Basil plant is quite versatile and its annual lifecycle comprises three well-defined stages.
- Juvenile stage
- Transition stage
- Productive stage
This stage is characterized by plenty of leaves on a plant that has a height of approximately 12 inches. The leaves can be pruned but it is suggested to leave the small ones and let them grow.
At this stage, there aren’t many leaves left on the plant. According to many gardeners, the plant can endure only two cuttings and that too two to three weeks apart before the termination of this stage.
As the name indicates, this stage welcomes the blooming period but negates the idea of growing rich green leaves anymore. This stage marks the end of the lifecycle of our very own well-wisher. The plant produces seeds and dies to initiate a new lifecycle.
The height of the basil plant is a great marker for the initiation of harvest. Just when your plant attains the height of about 6 to 8 weeks, you know your leaves are ready to spark your food.

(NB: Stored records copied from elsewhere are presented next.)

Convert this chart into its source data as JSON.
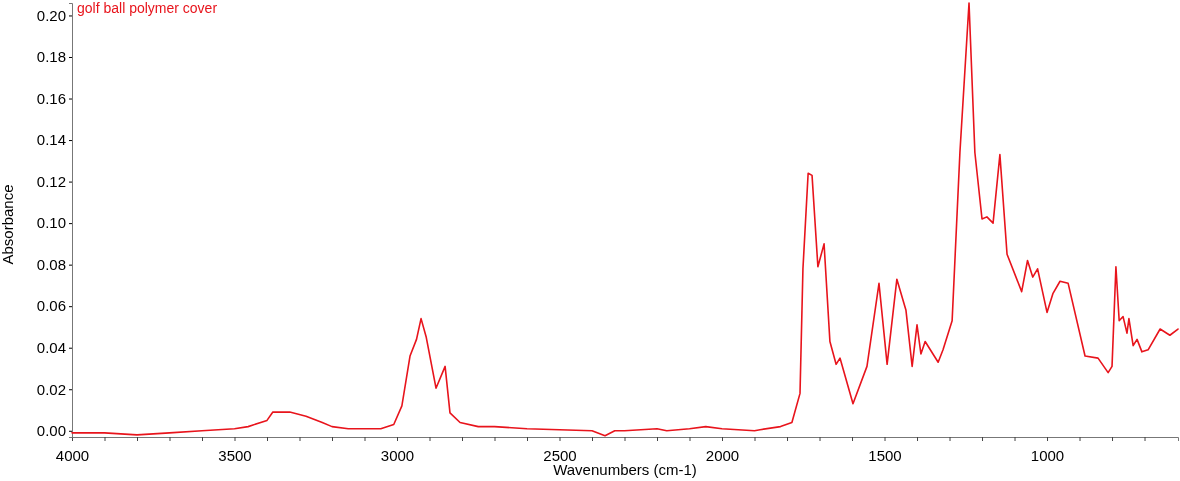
{
  "chart_data": {
    "type": "line",
    "title": "golf ball polymer cover",
    "xlabel": "Wavenumbers (cm-1)",
    "ylabel": "Absorbance",
    "xlim": [
      4000,
      597
    ],
    "ylim": [
      -0.003,
      0.206
    ],
    "xticks": [
      4000,
      {
        "value": 3900,
        "label": null
      },
      {
        "value": 3800,
        "label": null
      },
      {
        "value": 3700,
        "label": null
      },
      {
        "value": 3600,
        "label": null
      },
      3500,
      {
        "value": 3400,
        "label": null
      },
      {
        "value": 3300,
        "label": null
      },
      {
        "value": 3200,
        "label": null
      },
      {
        "value": 3100,
        "label": null
      },
      3000,
      {
        "value": 2900,
        "label": null
      },
      {
        "value": 2800,
        "label": null
      },
      {
        "value": 2700,
        "label": null
      },
      {
        "value": 2600,
        "label": null
      },
      2500,
      {
        "value": 2400,
        "label": null
      },
      {
        "value": 2300,
        "label": null
      },
      {
        "value": 2200,
        "label": null
      },
      {
        "value": 2100,
        "label": null
      },
      2000,
      {
        "value": 1900,
        "label": null
      },
      {
        "value": 1800,
        "label": null
      },
      {
        "value": 1700,
        "label": null
      },
      {
        "value": 1600,
        "label": null
      },
      1500,
      {
        "value": 1400,
        "label": null
      },
      {
        "value": 1300,
        "label": null
      },
      {
        "value": 1200,
        "label": null
      },
      {
        "value": 1100,
        "label": null
      },
      1000,
      {
        "value": 900,
        "label": null
      },
      {
        "value": 800,
        "label": null
      },
      {
        "value": 700,
        "label": null
      }
    ],
    "yticks": [
      {
        "value": 0,
        "label": "0.00"
      },
      {
        "value": 0.02,
        "label": "0.02"
      },
      {
        "value": 0.04,
        "label": "0.04"
      },
      {
        "value": 0.06,
        "label": "0.06"
      },
      {
        "value": 0.08,
        "label": "0.08"
      },
      {
        "value": 0.1,
        "label": "0.10"
      },
      {
        "value": 0.12,
        "label": "0.12"
      },
      {
        "value": 0.14,
        "label": "0.14"
      },
      {
        "value": 0.16,
        "label": "0.16"
      },
      {
        "value": 0.18,
        "label": "0.18"
      },
      {
        "value": 0.2,
        "label": "0.20"
      }
    ],
    "grid": false,
    "marker": "none",
    "line_style": "solid",
    "series": [
      {
        "color": "#e8141c",
        "x": [
          4000,
          3900,
          3800,
          3700,
          3600,
          3500,
          3458,
          3400,
          3382,
          3330,
          3280,
          3230,
          3200,
          3150,
          3100,
          3050,
          3010,
          2985,
          2960,
          2940,
          2926,
          2910,
          2880,
          2852,
          2837,
          2806,
          2750,
          2700,
          2600,
          2500,
          2400,
          2360,
          2330,
          2300,
          2200,
          2170,
          2100,
          2050,
          2000,
          1950,
          1900,
          1883,
          1820,
          1785,
          1760,
          1751,
          1735,
          1723,
          1705,
          1686,
          1668,
          1649,
          1637,
          1597,
          1554,
          1517,
          1492,
          1462,
          1434,
          1415,
          1400,
          1388,
          1375,
          1335,
          1320,
          1292,
          1268,
          1240,
          1222,
          1200,
          1185,
          1166,
          1145,
          1123,
          1078,
          1060,
          1044,
          1029,
          1000,
          982,
          960,
          935,
          883,
          843,
          812,
          800,
          788,
          778,
          766,
          754,
          748,
          735,
          723,
          708,
          689,
          652,
          622,
          597
        ],
        "values": [
          -0.001,
          -0.001,
          -0.002,
          -0.001,
          0.0,
          0.001,
          0.002,
          0.005,
          0.009,
          0.009,
          0.007,
          0.004,
          0.002,
          0.001,
          0.001,
          0.001,
          0.003,
          0.012,
          0.036,
          0.044,
          0.054,
          0.045,
          0.0205,
          0.031,
          0.0086,
          0.004,
          0.002,
          0.002,
          0.001,
          0.0005,
          0.0,
          -0.0024,
          0.0,
          0.0,
          0.001,
          0.0,
          0.001,
          0.002,
          0.001,
          0.0005,
          0.0,
          0.0005,
          0.002,
          0.004,
          0.018,
          0.078,
          0.124,
          0.123,
          0.079,
          0.09,
          0.043,
          0.032,
          0.035,
          0.013,
          0.031,
          0.071,
          0.032,
          0.073,
          0.058,
          0.031,
          0.051,
          0.037,
          0.043,
          0.033,
          0.039,
          0.053,
          0.134,
          0.206,
          0.134,
          0.102,
          0.103,
          0.1,
          0.133,
          0.085,
          0.067,
          0.082,
          0.074,
          0.078,
          0.057,
          0.066,
          0.072,
          0.071,
          0.036,
          0.035,
          0.028,
          0.031,
          0.079,
          0.053,
          0.055,
          0.047,
          0.054,
          0.041,
          0.044,
          0.038,
          0.039,
          0.049,
          0.046,
          0.049
        ]
      }
    ]
  }
}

It is better to harvest the leaves early in the morning because, at that precise time, the leaves are at their juiciest. The juvenile stage is also preferable for harvesting the leaves. Moreover, to get a handful of highly flavored leaves, try to pick them any time before bloom.
All around the globe, basil leaves are highly celebrated due to its remarkable flavor. Simply just prune the leaves with scissors and add it to your pesto to have the flavor that beats every spice.
Basil leaves are best stored in a freezer. Modestly fill the re-sealable bag with basil leaves and place it in the freezer to preserve its flavor.
Another way of storing the leaves is by opting for the drying method. They can either be air-dried in a well-ventilated room for three to four days or place them in the oven at the lowest heat with the door slightly ajar. Dehydrators also work wonderfully (and quickly) for basil.